Eine Reihe von Kolleg*innen organisierte eine Protestaktion mit Schildern, auf denen „TVöD für alle“, „Deutsche Wohnen und Co. enteignen – Volksentscheid umsetzen“, „Löhne rauf – Mieten runter“ und andere Forderungen standen. Franziska Giffey war sichtlich aufgebracht und wies auf die Errungenschaften der SPD in der Landesregierung hin – ein Paradies, könnte man meinen, wenn man die Realität des Lebens in dieser Stadt nicht jeden Tag vor Augen hätte.
Die Umsetzung des Volkentscheids zur Enteignung der großen Immobilienkonzerne, den auch ver.di aktiv unterstützt, werde weiterhin geprüft, so Giffey. Doch im von ihr mitformulierten Leitantrag an den Landesparteitag der SPD, der am selben Tag stattfand, ist davon kein Wort zu lesen. Zurecht wurde die Politik ihrer Partei in Reden kritisiert.

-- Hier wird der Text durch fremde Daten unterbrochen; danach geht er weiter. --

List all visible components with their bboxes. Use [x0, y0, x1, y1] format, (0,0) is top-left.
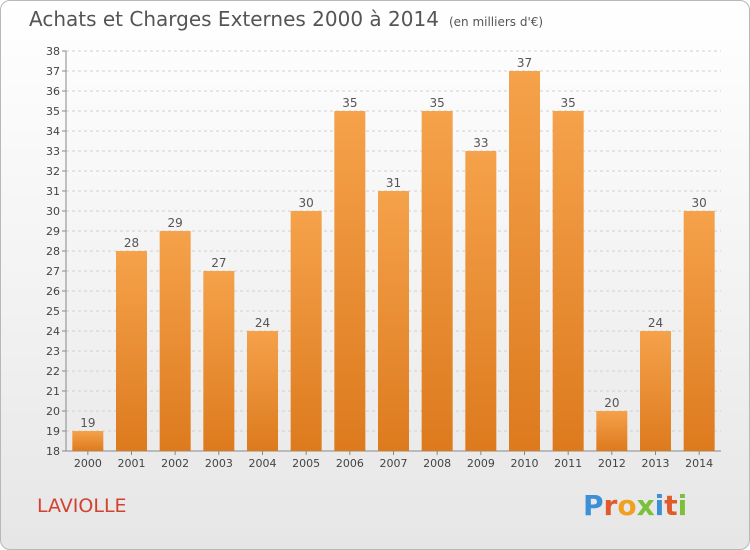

Ein Antrag an die Tagesordnung, nach ihrem Grußwort eine Aussprache durchzuführen, um auf ihre leeren Versprechungen einzugehen, wurde nicht behandelt, da sie bereits vor dem Beschluss der Tagesordnung redete und direkt danach den Raum verließ. Es ist jedoch geplant, in der ersten Sitzung des neu gewählten Bezirksvorstands die Bürgermeisterin sowie die Antragssteller:innen einzuladen, um die Diskussion über die Politik in der Stadt zu führen. Die Diskussion über die Forderungen, die gegenüber dem Berliner Senat aufgestellt werden, sollten jedoch nicht nur auf internen Gremiensitzungen, sondern von der gesamten Mitgliedschaft des Bezirks diskutiert werden. Es sollte darum gehen, Vorschläge zu erarbeiten, wie der Kampf gegen die unsoziale Politik in Berlin organisiert werden kann, der über die Tarifrunden hinausgeht.
Der Protest auf der Konferenz war wichtig zu zeigen, dass es Kolleg*innen gibt, die mit dem Schulterschluss zwischen SPD-geführten Regierung und Gewerkschaften nicht einverstanden sind. Sie wollen, dass ihre Gewerkschaft eine von pro-kapitalistischen Regierungen wie dem Berliner Senat unabhängige Vertretung ihrer Mitglieder und der Beschäftigten insgesamt ist. Auf der nächsthöheren Ebene, der Konferenz des Landesbezirks Berlin-Brandenburg im Februar 2023, wird ein politischer Leitantrag aus dem Landesbezirksfachbereich A vorliegen, der die offenen Fragen gewerkschaftlicher Gegenwehr bis hin zu politischen Streik auf die Tagesordnung bringt.
Die Bezirkskonferenz entsandte unter anderen René Arnsburg als Delegierten zum ver.di-Bundeskongress im September 2023 und schlug ihn auch für die Mitgliedschaft im neuen Landesbezirksvorstand vor, der im Februar gewählt wird.
Im Vorlauf des Kongress und insbesondere angesichts der sich verschärfenden Krise und der anstehenden Tarifrunden schlägt die VKG eine stärkere Vernetzung von Kolleg*innen in den Betrieben und Gewerkschaftsstrukturen vor, die eine konsequente Gewerkschaftspolitik im Interesse der Beschäftigten und eine Abkehr von der Sozialpartnerschaft mit den Unternehmen wollen. Nicht zuletzt bedarf es für die anstehenden Auseinandersetzungen eine wirkliche Vorbereitung zur Durchsetzung der Forderungen und eine Demokratisierung der Arbeitskämpfe. Die Entscheidung über Streiks und Verhandlungsergebnisse müssen über Streik- und Streikdelegiertenversammlungen in die Hände der Kolleg*innen selbst gelegt werden.